5 Steps to Putting Yourself First Without Feeling Bad About It
The extent to which you love yourself affects everything in your life from how well you look after yourself, to how you allow other people to treat you. Self-love is sometimes confused with selfishness, however it is not selfish at all. You can absolutely prioritise your needs, whilst still caring about others and their needs. Self-love is deeply personal but includes regarding yourself positively, taking care of your needs and accepting only respectful, good treatment from others. If you have poor self-love, you are more likely to look for external sources of love, as well as receive and accept poor treatment.
What You'll Need
- Input from a close friend or family member (optional)
What You'll Do
- Pay attention to your internal voice. We each have a voice inside our head that can be negative at times. Tune in to your internal voice. Is it mostly positive and encouraging or negative and critical? If you find it is more of the latter, use the next step to develop a more positive internal dialogue.
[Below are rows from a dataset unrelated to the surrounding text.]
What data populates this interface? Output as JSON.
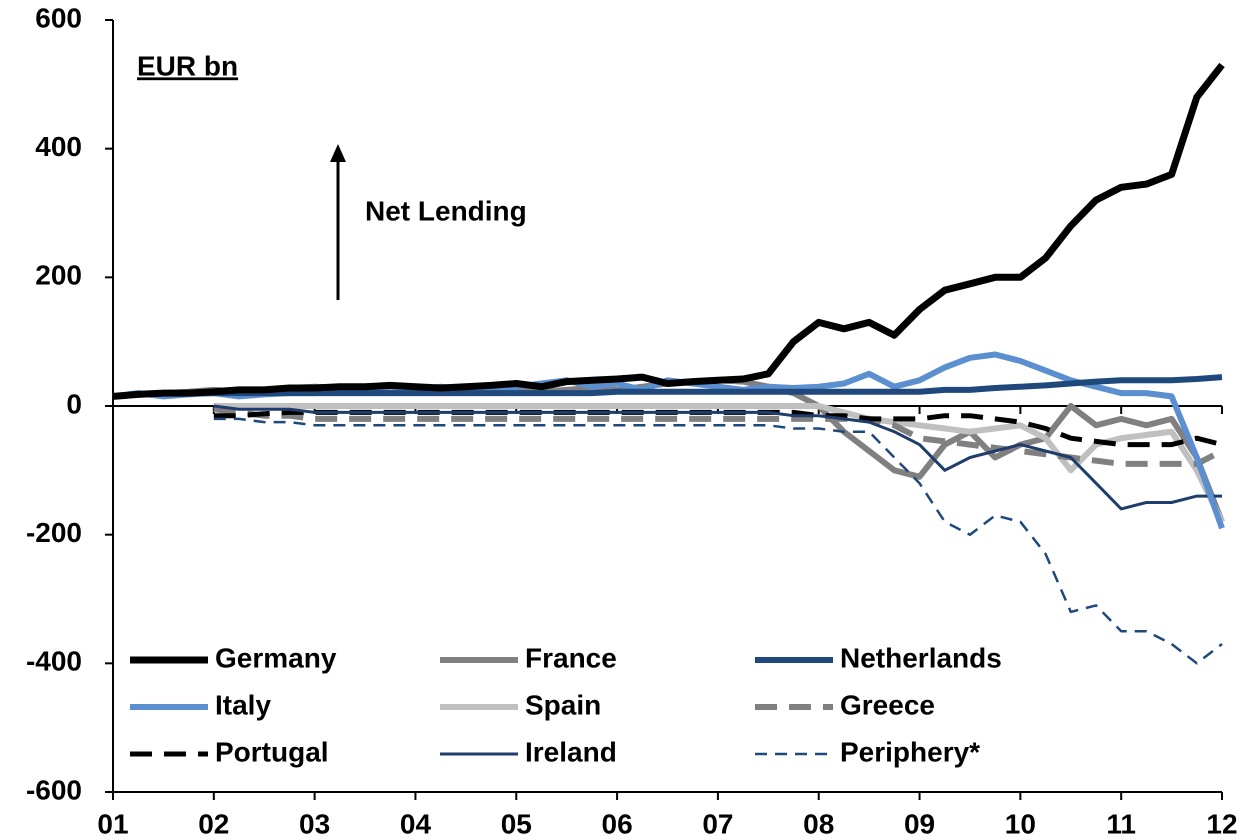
{
  "chart_data": {
    "type": "line",
    "annotations": [
      "EUR bn",
      "Net Lending"
    ],
    "x": [
      1,
      1.25,
      1.5,
      1.75,
      2,
      2.25,
      2.5,
      2.75,
      3,
      3.25,
      3.5,
      3.75,
      4,
      4.25,
      4.5,
      4.75,
      5,
      5.25,
      5.5,
      5.75,
      6,
      6.25,
      6.5,
      6.75,
      7,
      7.25,
      7.5,
      7.75,
      8,
      8.25,
      8.5,
      8.75,
      9,
      9.25,
      9.5,
      9.75,
      10,
      10.25,
      10.5,
      10.75,
      11,
      11.25,
      11.5,
      11.75,
      12
    ],
    "xlim": [
      1,
      12
    ],
    "xticks": [
      {
        "value": 1,
        "label": "01"
      },
      {
        "value": 2,
        "label": "02"
      },
      {
        "value": 3,
        "label": "03"
      },
      {
        "value": 4,
        "label": "04"
      },
      {
        "value": 5,
        "label": "05"
      },
      {
        "value": 6,
        "label": "06"
      },
      {
        "value": 7,
        "label": "07"
      },
      {
        "value": 8,
        "label": "08"
      },
      {
        "value": 9,
        "label": "09"
      },
      {
        "value": 10,
        "label": "10"
      },
      {
        "value": 11,
        "label": "11"
      },
      {
        "value": 12,
        "label": "12"
      }
    ],
    "ylim": [
      -600,
      600
    ],
    "yticks": [
      -600,
      -400,
      -200,
      0,
      200,
      400,
      600
    ],
    "series": [
      {
        "name": "Germany",
        "color": "#000000",
        "dashed": false,
        "values": [
          15,
          18,
          20,
          20,
          22,
          25,
          25,
          28,
          28,
          30,
          30,
          32,
          30,
          28,
          30,
          32,
          35,
          30,
          38,
          40,
          42,
          45,
          35,
          38,
          40,
          42,
          50,
          100,
          130,
          120,
          130,
          110,
          150,
          180,
          190,
          200,
          200,
          230,
          280,
          320,
          340,
          345,
          360,
          480,
          530
        ]
      },
      {
        "name": "France",
        "color": "#808080",
        "dashed": false,
        "values": [
          15,
          18,
          20,
          22,
          25,
          22,
          25,
          28,
          30,
          28,
          25,
          30,
          28,
          25,
          22,
          25,
          25,
          22,
          25,
          28,
          25,
          30,
          35,
          38,
          40,
          38,
          30,
          20,
          0,
          -40,
          -70,
          -100,
          -110,
          -60,
          -40,
          -80,
          -60,
          -50,
          0,
          -30,
          -20,
          -30,
          -20,
          -80,
          -180
        ]
      },
      {
        "name": "Netherlands",
        "color": "#1f497d",
        "dashed": false,
        "values": [
          15,
          18,
          20,
          20,
          20,
          20,
          20,
          20,
          20,
          20,
          20,
          20,
          20,
          20,
          20,
          20,
          20,
          20,
          20,
          20,
          22,
          22,
          22,
          22,
          22,
          22,
          22,
          22,
          22,
          22,
          22,
          22,
          22,
          25,
          25,
          28,
          30,
          32,
          35,
          38,
          40,
          40,
          40,
          42,
          45
        ]
      },
      {
        "name": "Italy",
        "color": "#5b8fd0",
        "dashed": false,
        "values": [
          15,
          20,
          15,
          18,
          20,
          15,
          18,
          20,
          20,
          22,
          25,
          20,
          25,
          30,
          25,
          28,
          30,
          35,
          40,
          30,
          35,
          25,
          40,
          35,
          30,
          25,
          30,
          28,
          30,
          35,
          50,
          30,
          40,
          60,
          75,
          80,
          70,
          55,
          40,
          30,
          20,
          20,
          15,
          -80,
          -190
        ]
      },
      {
        "name": "Spain",
        "color": "#c0c0c0",
        "dashed": false,
        "values": [
          null,
          null,
          null,
          null,
          0,
          0,
          0,
          0,
          0,
          0,
          0,
          0,
          0,
          0,
          0,
          0,
          0,
          0,
          0,
          0,
          0,
          0,
          0,
          0,
          0,
          0,
          0,
          0,
          0,
          -10,
          -20,
          -25,
          -30,
          -35,
          -40,
          -35,
          -30,
          -50,
          -100,
          -60,
          -50,
          -45,
          -40,
          -100,
          -180
        ]
      },
      {
        "name": "Greece",
        "color": "#808080",
        "dashed": true,
        "values": [
          null,
          null,
          null,
          null,
          -5,
          -10,
          -15,
          -15,
          -20,
          -20,
          -20,
          -20,
          -20,
          -20,
          -20,
          -20,
          -20,
          -20,
          -20,
          -20,
          -20,
          -20,
          -20,
          -20,
          -20,
          -20,
          -20,
          -20,
          -20,
          -20,
          -20,
          -30,
          -50,
          -55,
          -60,
          -65,
          -70,
          -75,
          -80,
          -85,
          -90,
          -90,
          -90,
          -90,
          -70
        ]
      },
      {
        "name": "Portugal",
        "color": "#000000",
        "dashed": true,
        "values": [
          null,
          null,
          null,
          null,
          -15,
          -15,
          -12,
          -10,
          -10,
          -10,
          -10,
          -10,
          -10,
          -10,
          -10,
          -10,
          -10,
          -10,
          -10,
          -10,
          -10,
          -10,
          -10,
          -10,
          -10,
          -10,
          -10,
          -10,
          -15,
          -15,
          -20,
          -20,
          -20,
          -15,
          -15,
          -20,
          -25,
          -35,
          -50,
          -55,
          -60,
          -60,
          -60,
          -50,
          -60
        ]
      },
      {
        "name": "Ireland",
        "color": "#1f3d6b",
        "dashed": false,
        "values": [
          null,
          null,
          null,
          null,
          0,
          -5,
          -5,
          -5,
          -10,
          -10,
          -10,
          -10,
          -10,
          -10,
          -10,
          -10,
          -10,
          -10,
          -10,
          -10,
          -10,
          -10,
          -10,
          -10,
          -10,
          -10,
          -10,
          -15,
          -15,
          -20,
          -25,
          -40,
          -60,
          -100,
          -80,
          -70,
          -60,
          -70,
          -80,
          -120,
          -160,
          -150,
          -150,
          -140,
          -140
        ]
      },
      {
        "name": "Periphery*",
        "color": "#1f497d",
        "dashed": true,
        "values": [
          null,
          null,
          null,
          null,
          -20,
          -20,
          -25,
          -25,
          -30,
          -30,
          -30,
          -30,
          -30,
          -30,
          -30,
          -30,
          -30,
          -30,
          -30,
          -30,
          -30,
          -30,
          -30,
          -30,
          -30,
          -30,
          -30,
          -35,
          -35,
          -40,
          -40,
          -80,
          -120,
          -180,
          -200,
          -170,
          -180,
          -230,
          -320,
          -310,
          -350,
          -350,
          -370,
          -400,
          -370
        ]
      }
    ]
  }
}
- Develop positive affirmations. Create your own affirmations that are personal to you. Tell yourself the things you wish someone else would say. Practice saying only good things to yourself for a week. Anytime you have a negative thought about yourself, replace it with a positive affirmation, such as "I am good enough". If a week feels difficult, start with a day at a time.
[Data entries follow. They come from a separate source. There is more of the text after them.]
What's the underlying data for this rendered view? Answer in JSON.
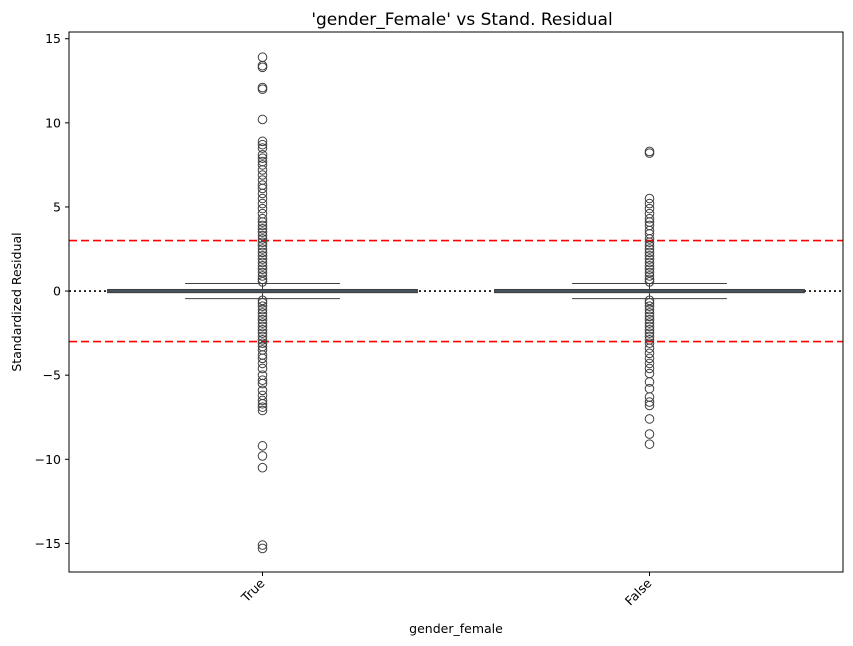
{
  "chart_data": {
    "type": "box",
    "title": "'gender_Female' vs Stand. Residual",
    "xlabel": "gender_female",
    "ylabel": "Standardized Residual",
    "categories": [
      "True",
      "False"
    ],
    "ylim": [
      -16.7,
      15.4
    ],
    "yticks": [
      -15,
      -10,
      -5,
      0,
      5,
      10,
      15
    ],
    "ytick_labels": [
      "−15",
      "−10",
      "−5",
      "0",
      "5",
      "10",
      "15"
    ],
    "boxes": [
      {
        "category": "True",
        "q1": -0.05,
        "median": 0.0,
        "q3": 0.05,
        "whisker_low": -0.45,
        "whisker_high": 0.45,
        "outliers": [
          13.9,
          13.4,
          13.3,
          12.1,
          12.0,
          10.2,
          8.9,
          8.7,
          8.5,
          8.1,
          7.9,
          7.7,
          7.5,
          7.2,
          6.9,
          6.6,
          6.3,
          6.1,
          5.8,
          5.5,
          5.2,
          4.9,
          4.6,
          4.3,
          4.1,
          3.9,
          3.7,
          3.5,
          3.3,
          3.1,
          2.9,
          2.7,
          2.5,
          2.3,
          2.1,
          1.9,
          1.7,
          1.5,
          1.3,
          1.1,
          0.9,
          0.7,
          0.55,
          -0.55,
          -0.7,
          -0.9,
          -1.1,
          -1.3,
          -1.5,
          -1.7,
          -1.9,
          -2.1,
          -2.3,
          -2.5,
          -2.7,
          -2.9,
          -3.1,
          -3.3,
          -3.5,
          -3.8,
          -4.0,
          -4.3,
          -4.6,
          -5.0,
          -5.3,
          -5.5,
          -5.9,
          -6.2,
          -6.5,
          -6.7,
          -6.9,
          -7.1,
          -9.2,
          -9.8,
          -10.5,
          -15.1,
          -15.3
        ]
      },
      {
        "category": "False",
        "q1": -0.05,
        "median": 0.0,
        "q3": 0.05,
        "whisker_low": -0.45,
        "whisker_high": 0.45,
        "outliers": [
          8.3,
          8.2,
          5.5,
          5.2,
          4.9,
          4.6,
          4.3,
          4.1,
          3.9,
          3.6,
          3.4,
          3.1,
          2.9,
          2.7,
          2.5,
          2.3,
          2.1,
          1.9,
          1.7,
          1.5,
          1.3,
          1.1,
          0.9,
          0.7,
          0.55,
          -0.55,
          -0.7,
          -0.9,
          -1.1,
          -1.3,
          -1.5,
          -1.7,
          -1.9,
          -2.1,
          -2.3,
          -2.5,
          -2.7,
          -2.9,
          -3.1,
          -3.4,
          -3.7,
          -4.0,
          -4.3,
          -4.6,
          -4.9,
          -5.4,
          -5.8,
          -6.3,
          -6.6,
          -6.8,
          -7.6,
          -8.5,
          -9.1
        ]
      }
    ],
    "reference_lines": [
      {
        "y": 3,
        "style": "dashed",
        "color": "#ff0000"
      },
      {
        "y": -3,
        "style": "dashed",
        "color": "#ff0000"
      },
      {
        "y": 0,
        "style": "dotted",
        "color": "#000000"
      }
    ],
    "box_color": "#4f7d9e",
    "grid": false
  }
}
- Practice good self-care. Whether it’s exercising three times a week, taking a long bath before bedtime, or spending time with loved ones / alone; take time to do things that make you feel good physically, mentally, emotionally and spiritually.
- Identify your positive qualities. What are the things that make you proud to be you? Make a list of your personal qualities and achievements. When you've written as many as you can, challenge yourself to think of another five things! Consider asking someone close to you for their input. Sometimes those around us see things in us that we are unable to see (or too humble to acknowledge). Use your list as a tool to build a positive self-image.
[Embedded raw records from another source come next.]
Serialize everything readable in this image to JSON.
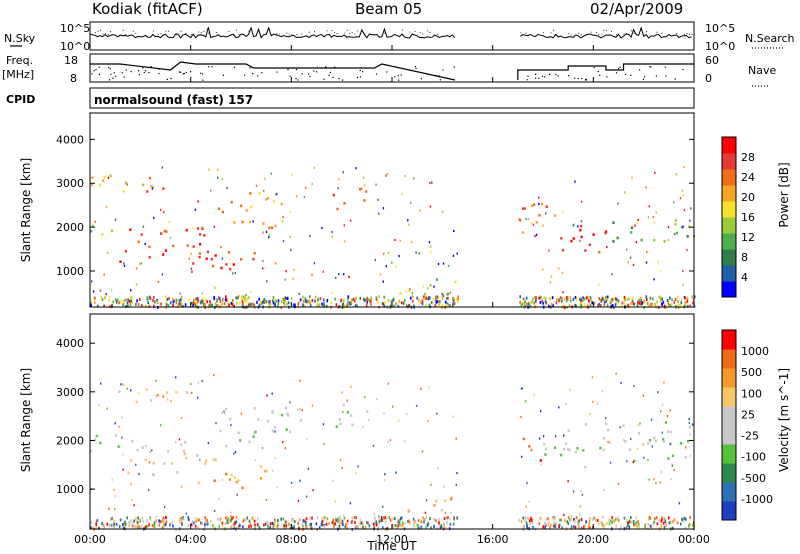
{
  "header": {
    "station": "Kodiak (fitACF)",
    "beam": "Beam 05",
    "date": "02/Apr/2009"
  },
  "top_panels": {
    "nsky_label": "N.Sky",
    "nsky_ticks": [
      "10^5",
      "10^0"
    ],
    "nsearch_label": "N.Search",
    "nsearch_ticks": [
      "10^5",
      "10^0"
    ],
    "freq_label": "Freq.",
    "freq_unit": "[MHz]",
    "freq_ticks": [
      "18",
      "8"
    ],
    "nave_label": "Nave",
    "nave_ticks": [
      "60",
      "0"
    ],
    "cpid_label": "CPID",
    "cpid_value": "normalsound (fast) 157"
  },
  "colors": {
    "power_scale": [
      "#0000ff",
      "#1f5fa8",
      "#2e7d4a",
      "#4caf50",
      "#9ccc3a",
      "#f2e32a",
      "#f5a623",
      "#ef6c1a",
      "#e53935",
      "#ff0000"
    ],
    "velocity_scale": [
      "#1e3fbf",
      "#2e6fb5",
      "#2e8a4a",
      "#55c23a",
      "#c8c8c8",
      "#c8c8c8",
      "#f7c86a",
      "#f59a2a",
      "#f06a1a",
      "#ff0000"
    ]
  },
  "chart_data": [
    {
      "type": "heatmap",
      "name": "power",
      "xlabel": "",
      "ylabel": "Slant Range [km]",
      "x_ticks": [
        "00:00",
        "04:00",
        "08:00",
        "12:00",
        "16:00",
        "20:00",
        "00:00"
      ],
      "y_ticks": [
        "1000",
        "2000",
        "3000",
        "4000"
      ],
      "xlim": [
        0,
        24
      ],
      "ylim": [
        180,
        4600
      ],
      "colorbar": {
        "label": "Power [dB]",
        "ticks": [
          "28",
          "24",
          "20",
          "16",
          "12",
          "8",
          "4"
        ],
        "range": [
          0,
          32
        ]
      },
      "echo_regions": [
        {
          "t": [
            0.0,
            1.6
          ],
          "r": [
            1800,
            2100
          ],
          "level": 4
        },
        {
          "t": [
            0.0,
            2.5
          ],
          "r": [
            2800,
            3300
          ],
          "level": 5
        },
        {
          "t": [
            1.0,
            4.5
          ],
          "r": [
            1200,
            2000
          ],
          "level": 8
        },
        {
          "t": [
            2.0,
            3.0
          ],
          "r": [
            2800,
            3200
          ],
          "level": 7
        },
        {
          "t": [
            4.0,
            7.0
          ],
          "r": [
            1000,
            1600
          ],
          "level": 8
        },
        {
          "t": [
            5.0,
            7.8
          ],
          "r": [
            2000,
            2800
          ],
          "level": 6
        },
        {
          "t": [
            9.5,
            11.0
          ],
          "r": [
            2400,
            2900
          ],
          "level": 7
        },
        {
          "t": [
            12.0,
            14.5
          ],
          "r": [
            500,
            900
          ],
          "level": 4
        },
        {
          "t": [
            17.0,
            18.5
          ],
          "r": [
            1800,
            2600
          ],
          "level": 7
        },
        {
          "t": [
            18.5,
            20.5
          ],
          "r": [
            1400,
            2200
          ],
          "level": 8
        },
        {
          "t": [
            20.5,
            24.0
          ],
          "r": [
            1700,
            2200
          ],
          "level": 3
        }
      ]
    },
    {
      "type": "heatmap",
      "name": "velocity",
      "xlabel": "Time UT",
      "ylabel": "Slant Range [km]",
      "x_ticks": [
        "00:00",
        "04:00",
        "08:00",
        "12:00",
        "16:00",
        "20:00",
        "00:00"
      ],
      "y_ticks": [
        "1000",
        "2000",
        "3000",
        "4000"
      ],
      "xlim": [
        0,
        24
      ],
      "ylim": [
        180,
        4600
      ],
      "colorbar": {
        "label": "Velocity [m s^-1]",
        "ticks": [
          "1000",
          "500",
          "100",
          "25",
          "-25",
          "-100",
          "-500",
          "-1000"
        ],
        "range": [
          -1000,
          1000
        ]
      },
      "echo_regions": [
        {
          "t": [
            0.0,
            2.0
          ],
          "r": [
            1800,
            2200
          ],
          "level": 4
        },
        {
          "t": [
            1.0,
            4.0
          ],
          "r": [
            2800,
            3200
          ],
          "level": 6
        },
        {
          "t": [
            1.0,
            5.0
          ],
          "r": [
            1300,
            2000
          ],
          "level": 5
        },
        {
          "t": [
            4.0,
            7.0
          ],
          "r": [
            1000,
            1500
          ],
          "level": 7
        },
        {
          "t": [
            5.0,
            8.5
          ],
          "r": [
            1900,
            2700
          ],
          "level": 4
        },
        {
          "t": [
            9.5,
            11.0
          ],
          "r": [
            2300,
            2900
          ],
          "level": 4
        },
        {
          "t": [
            12.5,
            14.5
          ],
          "r": [
            500,
            900
          ],
          "level": 6
        },
        {
          "t": [
            17.0,
            18.0
          ],
          "r": [
            1600,
            2100
          ],
          "level": 8
        },
        {
          "t": [
            18.0,
            24.0
          ],
          "r": [
            1600,
            2400
          ],
          "level": 4
        }
      ]
    }
  ]
}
- Set boundaries. This can be very difficult, particularly if you are a people pleaser but boundaries are a very important part of self-love. Decide what you are willing and unwilling to accept in your life and say no to anything that goes against the limits you set.
Tips & Warnings
- The more you practice self-love, the more loved you will feel and the less you will rely on external sources. Conversely you will likely attract more love from others! Above all, know that you deserve love and that you are enough just the way you are.